Israeli and Arab Ein Hod were both threatened by the fires, which raced through the forests on Mount Carmel over the past week.
But the common danger showed no sign of bringing people together. The Israeli media speculated about whether the fires were the result of Palestinian arsonists taking advantage of the dry weather and strong winds, but people in Arab Ein Hod angrily replied that it was unlikely that they would set fire to a forest in which they lived. The probable source of the blaze, they said, was a rubbish dump outside the nearby town of Daliat al-Carmel.
Samir Abu al-Hija, a journalist from the village who works for a newspaper in Nazareth, recalls that the police came on Monday as thick smoke began to billow through the village, and told everybody to leave.
"Twenty men decided to stay, while the women and children were to be evacuated, but the police only brought a single car," he said.
The next day the fire grew worse.
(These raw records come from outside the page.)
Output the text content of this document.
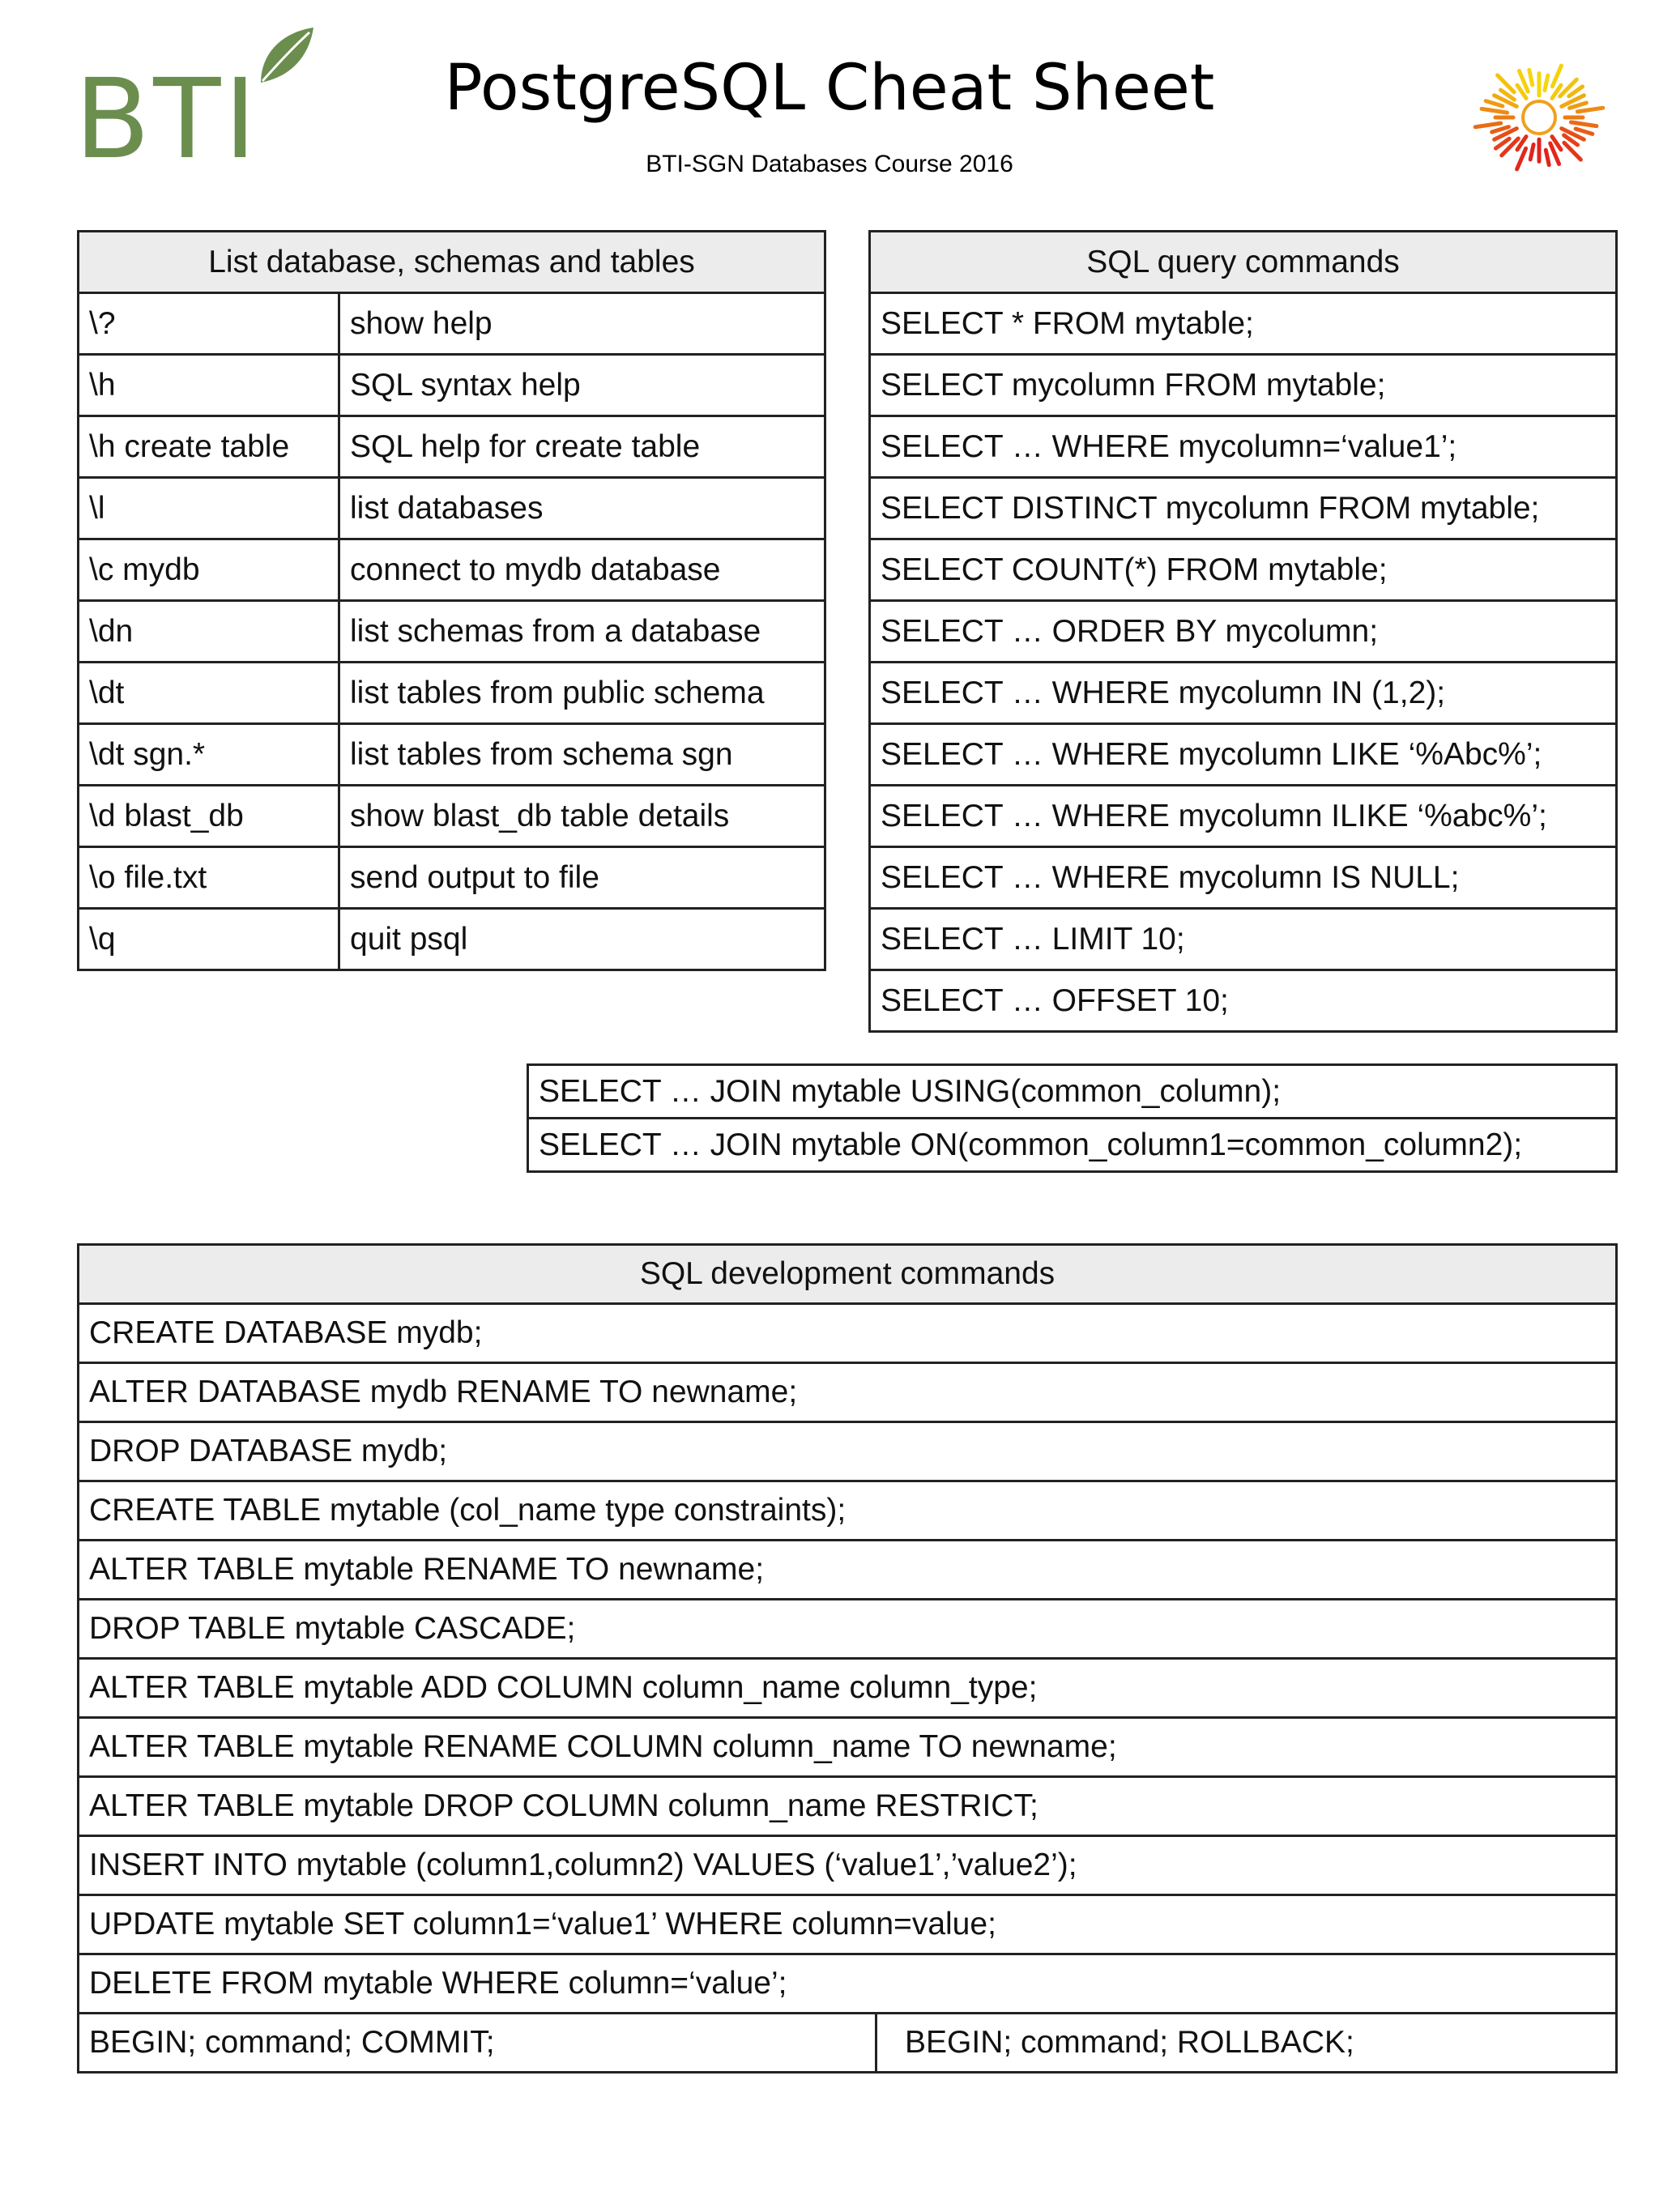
BTI	PostgreSQL Cheat Sheet
BTI-SGN Databases Course 2016
List database, schemas and tables	
\?	show help
\h	SQL syntax help
\h create table	SQL help for create table
\l	list databases
\c mydb	connect to mydb database
\dn	list schemas from a database
\dt	list tables from public schema
\dt sgn.*	list tables from schema sgn
\d blast_db	show blast_db table details
\o file.txt	send output to file
\q	quit psql
SQL query commands
SELECT * FROM mytable;
SELECT mycolumn FROM mytable;
SELECT … WHERE mycolumn=‘value1’;
SELECT DISTINCT mycolumn FROM mytable;
SELECT COUNT(*) FROM mytable;
SELECT … ORDER BY mycolumn;
SELECT … WHERE mycolumn IN (1,2);
SELECT … WHERE mycolumn LIKE ‘%Abc%’;
SELECT … WHERE mycolumn ILIKE ‘%abc%’;
SELECT … WHERE mycolumn IS NULL;
SELECT … LIMIT 10;
SELECT … OFFSET 10;
SELECT … JOIN mytable USING(common_column);
SELECT … JOIN mytable ON(common_column1=common_column2);
SQL development commands
CREATE DATABASE mydb;
ALTER DATABASE mydb RENAME TO newname;
DROP DATABASE mydb;
CREATE TABLE mytable (col_name type constraints);
ALTER TABLE mytable RENAME TO newname;
DROP TABLE mytable CASCADE;
ALTER TABLE mytable ADD COLUMN column_name column_type;
ALTER TABLE mytable RENAME COLUMN column_name TO newname;
ALTER TABLE mytable DROP COLUMN column_name RESTRICT;
INSERT INTO mytable (column1,column2) VALUES (‘value1’,’value2’);
UPDATE mytable SET column1=‘value1’ WHERE column=value;
DELETE FROM mytable WHERE column=‘value’;
BEGIN; command; COMMIT;	BEGIN; command; ROLLBACK;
At one moment three Israeli fire trucks arrived in Ein Hod to fill up with water, not realising that it has no mains supply.
Mohammed Abu Hija thought his life's work of re-establishing the village was about to go up in flames. "I ran to a gas tank to close it down in case of an explosion," he said. "It was already getting very hot. I went into my house to see what I could salvage before it caught fire, but I could not decide what to take, so I came out with nothing."
The villagers are convinced that the Israeli fire brigade did little to help them.
This may be true, but discrimination is probably not to blame. The powerful Israeli firefighters' union has, over the years, arranged for its members to work 10 days a month and get paid heavy overtime rates. New recruits are not welcome; Mr Abu Hija noticed that many of the fire truck drivers "were very old".
Arab Ein Hod now stands surrounded by blackened pines and burned brush, and some of the villagers attribute the shift in the wind which saved them to divine intervention. A neighbouring Israeli kibbutz at Nir Etzion suffered worse damage.
By the end of the week the fires had died down, but not the bitterness they created, with many Arabs in Ein Hod believing they had been left to burn and Israelis suspecting they had set the fires in the first place.